We can compare our study to that of the groundbreaking study of Fujino et al.4. Those authors created an IVOCT-based calcium scoring system that can be used to predict stent under-expansion in which scoring was based on a simplified analysis of the maximum angle, maximum thickness, and length of calcification. Our more complex approach provided significantly better prediction as compared with both their method and their features in a machine learning approach (Fig. 7). They determined calcification attributes in a semiautomated manner, whereas our method is fully automated based on deep learning segmentation, providing results within seconds.
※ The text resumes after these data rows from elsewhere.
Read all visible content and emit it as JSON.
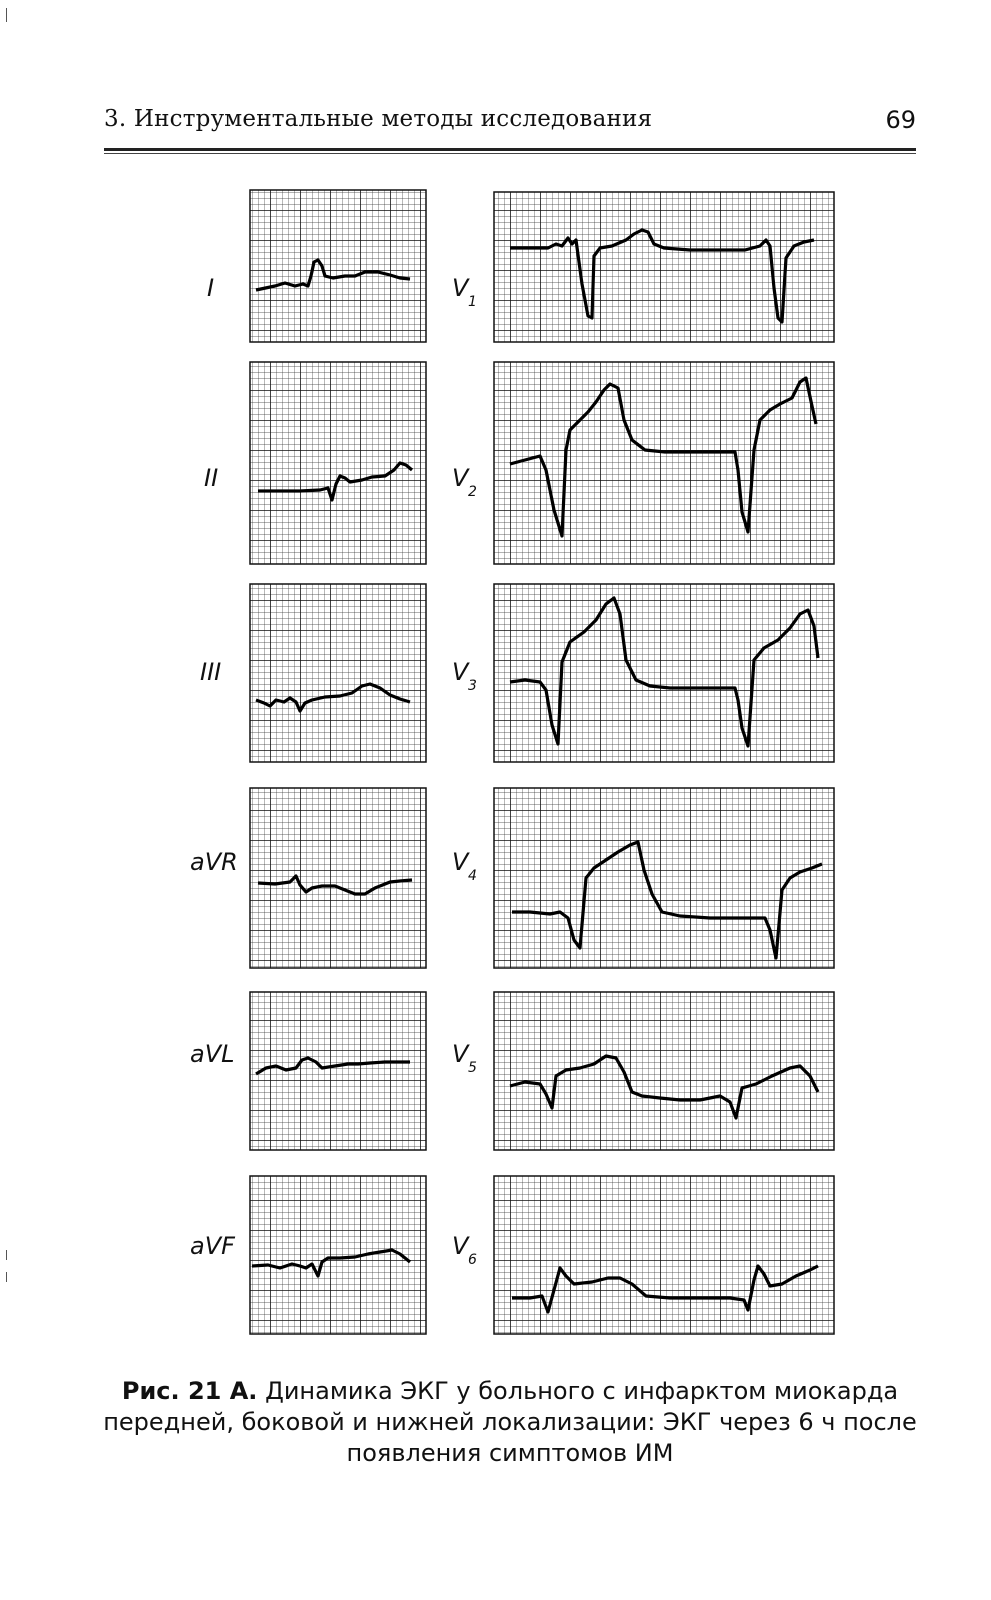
{
  "header": {
    "title": "3. Инструментальные методы исследования",
    "page_number": "69"
  },
  "figure": {
    "leads_left": [
      {
        "name": "I",
        "sub": ""
      },
      {
        "name": "II",
        "sub": ""
      },
      {
        "name": "III",
        "sub": ""
      },
      {
        "name": "aVR",
        "sub": ""
      },
      {
        "name": "aVL",
        "sub": ""
      },
      {
        "name": "aVF",
        "sub": ""
      }
    ],
    "leads_right": [
      {
        "name": "V",
        "sub": "1"
      },
      {
        "name": "V",
        "sub": "2"
      },
      {
        "name": "V",
        "sub": "3"
      },
      {
        "name": "V",
        "sub": "4"
      },
      {
        "name": "V",
        "sub": "5"
      },
      {
        "name": "V",
        "sub": "6"
      }
    ]
  },
  "caption": {
    "label": "Рис. 21 А.",
    "text": "Динамика ЭКГ у больного с инфарктом миокарда передней, боковой и нижней локализации: ЭКГ через 6 ч после появления симптомов ИМ"
  }
}
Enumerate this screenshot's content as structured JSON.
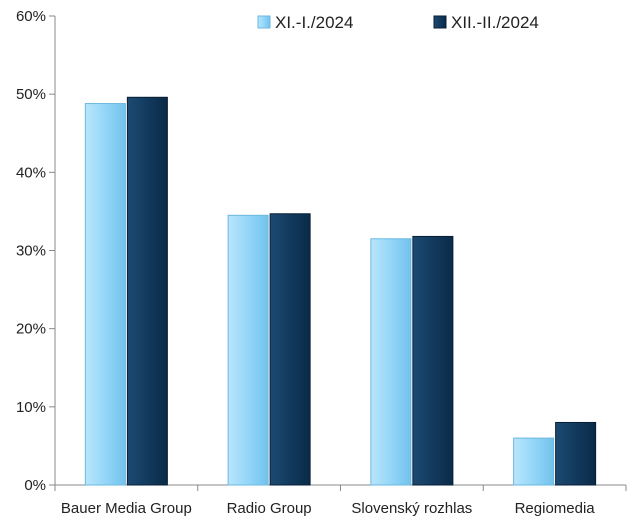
{
  "chart_data": {
    "type": "bar",
    "categories": [
      "Bauer Media Group",
      "Radio Group",
      "Slovenský rozhlas",
      "Regiomedia"
    ],
    "series": [
      {
        "name": "XI.-I./2024",
        "values": [
          48.8,
          34.5,
          31.5,
          6.0
        ],
        "color": "#8fd3f7"
      },
      {
        "name": "XII.-II./2024",
        "values": [
          49.6,
          34.7,
          31.8,
          8.0
        ],
        "color": "#0f3557"
      }
    ],
    "ylim": [
      0,
      60
    ],
    "yticks": [
      "0%",
      "10%",
      "20%",
      "30%",
      "40%",
      "50%",
      "60%"
    ],
    "grid": false,
    "legend": "top-right",
    "title": "",
    "xlabel": "",
    "ylabel": ""
  }
}
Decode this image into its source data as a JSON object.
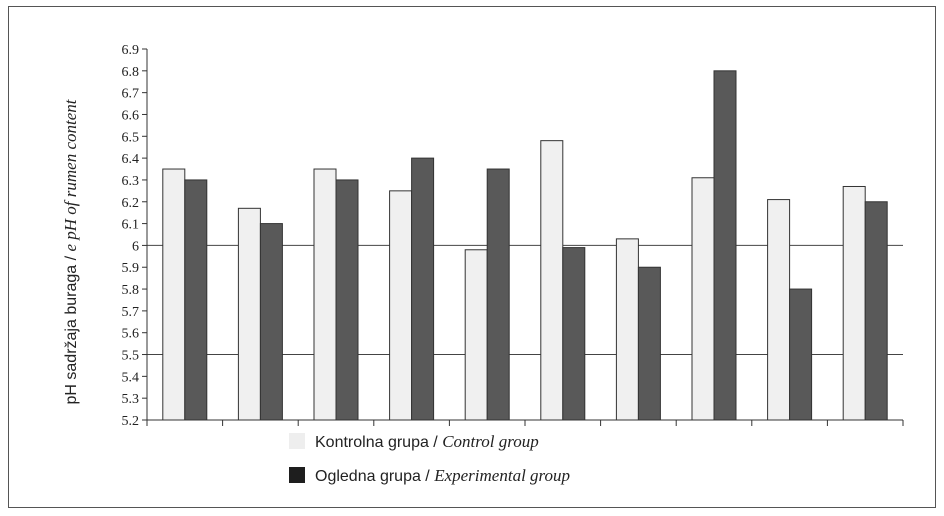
{
  "chart_data": {
    "type": "bar",
    "categories": [
      "",
      "",
      "",
      "",
      "",
      "",
      "",
      "",
      "",
      ""
    ],
    "series": [
      {
        "name": "Kontrolna grupa / Control group",
        "values": [
          6.35,
          6.17,
          6.35,
          6.25,
          5.98,
          6.48,
          6.03,
          6.31,
          6.21,
          6.27
        ],
        "color": "#f0f0f0"
      },
      {
        "name": "Ogledna grupa / Experimental group",
        "values": [
          6.3,
          6.1,
          6.3,
          6.4,
          6.35,
          5.99,
          5.9,
          6.8,
          5.8,
          6.2
        ],
        "color": "#595959"
      }
    ],
    "ylabel": "pH sadržaja buraga / e pH of rumen content",
    "ylim": [
      5.2,
      6.9
    ],
    "yticks": [
      "5.2",
      "5.3",
      "5.4",
      "5.5",
      "5.6",
      "5.7",
      "5.8",
      "5.9",
      "6",
      "6.1",
      "6.2",
      "6.3",
      "6.4",
      "6.5",
      "6.6",
      "6.7",
      "6.8",
      "6.9"
    ],
    "reference_lines": [
      6.0,
      5.5
    ],
    "grid": false,
    "legend_position": "bottom"
  },
  "ylabel_parts": {
    "plain": "pH sadržaja buraga / ",
    "italic": "e pH of rumen content"
  },
  "legend": [
    {
      "plain": "Kontrolna grupa / ",
      "italic": "Control group",
      "color": "#eeeeee"
    },
    {
      "plain": "Ogledna grupa / ",
      "italic": "Experimental group",
      "color": "#1e1e1e"
    }
  ]
}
The study has limitations. It will be important to reproduce these results on larger data sets. Further validation across multi-institutions would be needed to establish the robustness of this machine learning-based prediction approach. Only shape features were extracted from the lumen and calcification region. Extending the features set to include another type of features (i.e., radiomics features) and/or another type of lesion (i.e., fiber tissue) may improve the prediction performance.

In conclusion, machine learning approaches can predict stent deployment. Because it is difficult or impossible to correct stent under-expansion after the stent is deployed, a method to predict stent deployment from pre-stent images is important when planning the intervention.